When reads are aligned to multiple reference sequences in a single BAM file,
midsplit assigns each read (or read pair) to the reference(s) it matches best,
then produces a separate BAM, consensus FASTA, and per-site statistics file for
each reference that received at least one read.

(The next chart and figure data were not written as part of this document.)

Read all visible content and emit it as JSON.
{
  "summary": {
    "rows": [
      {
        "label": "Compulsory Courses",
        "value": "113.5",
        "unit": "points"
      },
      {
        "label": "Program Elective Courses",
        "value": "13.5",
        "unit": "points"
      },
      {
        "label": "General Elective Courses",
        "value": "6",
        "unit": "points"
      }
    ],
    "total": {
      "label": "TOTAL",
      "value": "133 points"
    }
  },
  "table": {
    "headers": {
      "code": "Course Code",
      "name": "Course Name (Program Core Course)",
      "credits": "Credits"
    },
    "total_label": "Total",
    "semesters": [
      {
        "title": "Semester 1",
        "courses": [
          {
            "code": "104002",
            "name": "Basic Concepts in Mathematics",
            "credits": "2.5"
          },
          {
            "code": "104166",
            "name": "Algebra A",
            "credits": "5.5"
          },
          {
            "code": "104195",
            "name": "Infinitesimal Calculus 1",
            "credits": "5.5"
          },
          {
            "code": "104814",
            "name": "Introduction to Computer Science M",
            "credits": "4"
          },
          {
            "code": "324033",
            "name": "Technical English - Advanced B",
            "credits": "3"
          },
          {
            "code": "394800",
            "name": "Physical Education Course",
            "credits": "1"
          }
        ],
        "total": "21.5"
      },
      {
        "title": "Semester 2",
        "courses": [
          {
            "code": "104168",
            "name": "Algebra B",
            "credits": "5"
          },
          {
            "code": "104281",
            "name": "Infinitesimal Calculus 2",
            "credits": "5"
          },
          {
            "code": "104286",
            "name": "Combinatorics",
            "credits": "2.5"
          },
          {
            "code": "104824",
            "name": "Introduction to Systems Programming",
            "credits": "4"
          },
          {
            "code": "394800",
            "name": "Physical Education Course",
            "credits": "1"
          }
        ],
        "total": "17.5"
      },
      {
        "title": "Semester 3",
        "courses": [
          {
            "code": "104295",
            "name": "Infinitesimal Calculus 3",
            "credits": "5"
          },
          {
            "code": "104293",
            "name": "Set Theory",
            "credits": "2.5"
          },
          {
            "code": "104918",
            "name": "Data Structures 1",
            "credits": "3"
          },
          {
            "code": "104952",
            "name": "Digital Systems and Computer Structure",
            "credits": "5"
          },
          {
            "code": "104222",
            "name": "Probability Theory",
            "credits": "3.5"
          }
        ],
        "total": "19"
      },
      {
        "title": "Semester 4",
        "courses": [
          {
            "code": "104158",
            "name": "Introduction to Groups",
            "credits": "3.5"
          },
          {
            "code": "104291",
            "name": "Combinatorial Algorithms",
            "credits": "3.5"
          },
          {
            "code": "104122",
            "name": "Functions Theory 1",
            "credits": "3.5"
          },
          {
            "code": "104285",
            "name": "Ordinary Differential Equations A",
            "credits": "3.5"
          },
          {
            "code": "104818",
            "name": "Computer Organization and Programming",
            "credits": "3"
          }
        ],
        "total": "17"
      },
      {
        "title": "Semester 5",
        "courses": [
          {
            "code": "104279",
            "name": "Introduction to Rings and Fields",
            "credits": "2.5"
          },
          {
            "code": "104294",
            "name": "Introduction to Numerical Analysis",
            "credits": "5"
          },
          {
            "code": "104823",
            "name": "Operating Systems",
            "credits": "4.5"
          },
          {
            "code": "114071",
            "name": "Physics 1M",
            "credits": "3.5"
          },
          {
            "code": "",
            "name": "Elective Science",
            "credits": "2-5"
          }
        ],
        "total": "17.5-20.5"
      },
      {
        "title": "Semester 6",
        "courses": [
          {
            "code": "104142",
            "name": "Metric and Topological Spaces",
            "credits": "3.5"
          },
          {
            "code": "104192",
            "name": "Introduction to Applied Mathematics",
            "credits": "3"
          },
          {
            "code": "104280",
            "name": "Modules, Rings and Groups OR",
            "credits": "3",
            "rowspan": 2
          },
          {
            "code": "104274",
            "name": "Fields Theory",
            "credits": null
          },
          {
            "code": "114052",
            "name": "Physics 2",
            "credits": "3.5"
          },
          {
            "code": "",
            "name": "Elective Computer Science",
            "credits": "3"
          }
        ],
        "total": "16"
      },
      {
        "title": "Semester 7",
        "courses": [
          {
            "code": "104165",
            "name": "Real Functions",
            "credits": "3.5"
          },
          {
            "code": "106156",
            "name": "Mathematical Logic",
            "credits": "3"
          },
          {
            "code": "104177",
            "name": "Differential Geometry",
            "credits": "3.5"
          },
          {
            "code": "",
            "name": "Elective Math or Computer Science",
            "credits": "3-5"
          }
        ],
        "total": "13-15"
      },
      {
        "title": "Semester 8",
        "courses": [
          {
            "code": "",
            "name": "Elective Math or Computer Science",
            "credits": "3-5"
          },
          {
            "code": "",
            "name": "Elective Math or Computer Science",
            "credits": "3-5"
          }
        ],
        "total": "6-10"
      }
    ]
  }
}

The classification uses the NM (edit-distance) tag to compute a percent
identity for each alignment.  A read is assigned to a reference if its percent
identity is at least `--threshold` times the best percent identity that read
achieves across all references (default 0.95).  Paired-end reads are treated as
a unit using an overlap-aware combined percent identity, so both mates always
land in the same bucket(s).

## Output

For each reference that receives reads, midsplit writes:

| File | Contents |
|------|----------|
| `{ID}.bam` / `{ID}.bam.bai` | Sorted, indexed per-reference BAM |
| `{ID}-consensus.fasta` | Consensus sequence called by ivar |
| `{ID}-per-site.tsv` | Per-position depth, A/C/G/T counts, ref base, and consensus base |
| `summary.txt` | Run-level statistics and consensus-vs-reference comparison |

The per-site TSV has columns: `site`, `ref_base`, `consensus_base`, `depth`,
`A`, `C`, `G`, `T`.  When `--align` is used, the consensus base is mapped back
to the correct reference position even when ivar has inserted or deleted bases
relative to the reference.

## Usage

```
midsplit [options] INPUT_BAM
```

### Options

| Option | Default | Description |
|--------|---------|-------------|
| `--output-dir DIR` | `.` | Directory for all output files (created if absent) |
| `--threshold FLOAT` | `0.95` | Minimum fraction of best PID to assign a read |
| `--reference FASTA` | — | Multi-reference FASTA; enables `ref_base` column and consensus comparison |
| `--align` | off | Align consensus to reference before comparison (recommended when lengths differ) |
| `--aligner` | `mafft` | Aligner for `--align`: `mafft`, `needle`, or `edlib` |
| `--aligner-options OPTIONS` | — | Extra options forwarded to the aligner (implies `--align`) |
| `--consensus-quality INT` | `20` | Minimum base quality passed to ivar (`-q`) |
| `--consensus-frequency-threshold FLOAT` | `0.0` | Minimum frequency for ivar to call a base (`-t`) |
| `--consensus-low-coverage INT` | `0` | Depth below which ivar masks with N (`-m`) |
| `--consensus-id TEMPLATE` | — | ID for the consensus sequence; use `{ID}` to embed the reference name |

### Example

```bash
midsplit \
  --reference references/multi.fasta \
  --output-dir results/ \
  --align \
  --threshold 0.95 \
  alignments/reads-vs-multi.bam
```

## Requirements

- Python 3.11+
- [samtools](https://www.htslib.org/) and [ivar](https://andersen-lab.github.io/ivar/html/) on `PATH`
- Python dependencies are managed with [uv](https://github.com/astral-sh/uv); run `uv sync` to install them

## Notes

- Only primary and secondary alignments are used; supplementary alignments
  (chimeric/split reads) are skipped.
- Reads aligned with Bowtie2 `--all` or `-k N` emit non-best hits as secondary
  alignments; midsplit includes these in classification so that all alignment
  evidence is used.
- For circular genomes (e.g. HBV) mapped against a linearised reference,
  local alignment (`bowtie2 --very-sensitive-local`) is strongly recommended
  over end-to-end alignment.  End-to-end mode cannot soft-clip reads that span
  the linearisation junction, which introduces artefactual bases near position 1
  of the reference and can corrupt the consensus at those positions.